Liu Shiqi, Xie Zilong, Zheng Ming, Yu Wen
Department of Statistics and Data Science, School of Management, Fudan University, Shanghai, People's Republic of China.
School of Mathematical Sciences, Fudan University, Shanghai, People's Republic of China.
J Appl Stat. 2024 Nov 4;52(7):1315-1341. doi: 10.1080/02664763.2024.2423234. eCollection 2025.
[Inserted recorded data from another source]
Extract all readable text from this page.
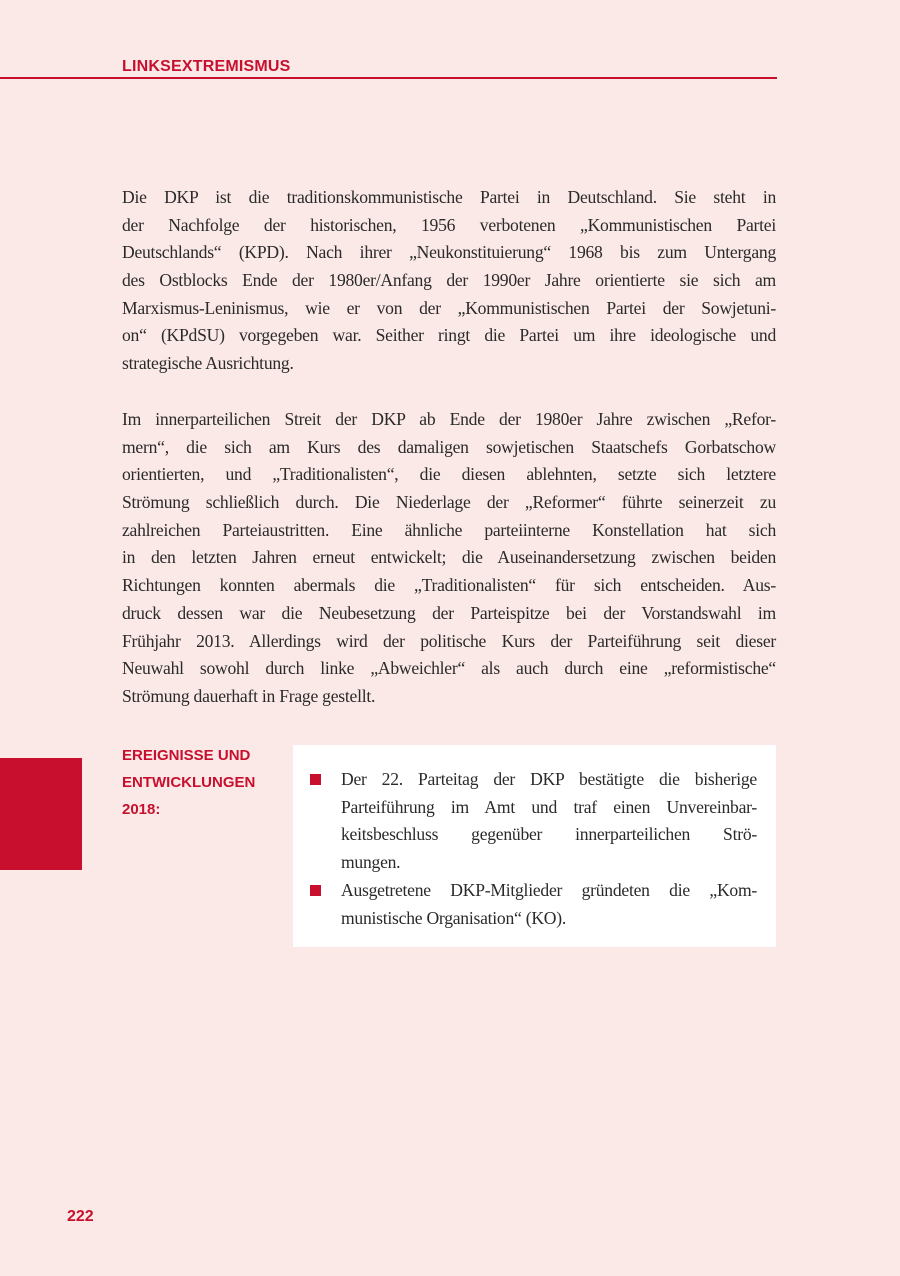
LINKSEXTREMISMUS
Die DKP ist die traditionskommunistische Partei in Deutschland. Sie steht in
der Nachfolge der historischen, 1956 verbotenen „Kommunistischen Partei
Deutschlands“ (KPD). Nach ihrer „Neukonstituierung“ 1968 bis zum Untergang
des Ostblocks Ende der 1980er/Anfang der 1990er Jahre orientierte sie sich am
Marxismus-Leninismus, wie er von der „Kommunistischen Partei der Sowjetuni-
on“ (KPdSU) vorgegeben war. Seither ringt die Partei um ihre ideologische und
strategische Ausrichtung.
Im innerparteilichen Streit der DKP ab Ende der 1980er Jahre zwischen „Refor-
mern“, die sich am Kurs des damaligen sowjetischen Staatschefs Gorbatschow
orientierten, und „Traditionalisten“, die diesen ablehnten, setzte sich letztere
Strömung schließlich durch. Die Niederlage der „Reformer“ führte seinerzeit zu
zahlreichen Parteiaustritten. Eine ähnliche parteiinterne Konstellation hat sich
in den letzten Jahren erneut entwickelt; die Auseinandersetzung zwischen beiden
Richtungen konnten abermals die „Traditionalisten“ für sich entscheiden. Aus-
druck dessen war die Neubesetzung der Parteispitze bei der Vorstandswahl im
Frühjahr 2013. Allerdings wird der politische Kurs der Parteiführung seit dieser
Neuwahl sowohl durch linke „Abweichler“ als auch durch eine „reformistische“
Strömung dauerhaft in Frage gestellt.
EREIGNISSE UND
ENTWICKLUNGEN
2018:
Der 22. Parteitag der DKP bestätigte die bisherige
Parteiführung im Amt und traf einen Unvereinbar-
keitsbeschluss gegenüber innerparteilichen Strö-
mungen.
Ausgetretene DKP-Mitglieder gründeten die „Kom-
munistische Organisation“ (KO).
222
Subsampling designs are useful for reducing computational load and storage cost for large-scale data analysis. For massive survival data with right censoring, we propose a class of optimal subsampling designs under the widely-used Cox model. The proposed designs utilize information from both the outcome and the covariates. Different forms of the design can be derived adaptively to meet various targets, such as optimizing the overall estimation accuracy or minimizing the variation of specific linear combination of the estimators. Given the subsampled data, the inverse probability weighting approach is employed to estimate the model parameters. The resultant estimators are shown to be consistent and asymptotically normally distributed. Simulation results indicate that the proposed subsampling design yields more efficient estimators than the uniform subsampling by using subsampled data of comparable sample sizes. Additionally, the subsampling estimation significantly reduces the computational load and storage cost relative to the full data estimation. An analysis of a real data example is provided for illustration.
子抽样设计对于大规模数据分析中减少计算量和存储成本很有用。对于带有右删失的海量生存数据,我们在广泛使用的Cox模型下提出了一类最优子抽样设计。所提出的设计利用了来自结果和协变量两方面的信息。可以自适应地导出不同形式的设计以满足各种目标,比如优化整体估计精度或最小化估计量特定线性组合的方差。给定子抽样数据后,采用逆概率加权方法来估计模型参数。结果表明所得估计量是一致的且渐近正态分布。模拟结果表明,通过使用具有可比样本量的子抽样数据,所提出的子抽样设计比均匀子抽样产生更有效的估计量。此外,相对于全数据估计,子抽样估计显著降低了计算量和存储成本。提供了一个实际数据例子的分析用于说明。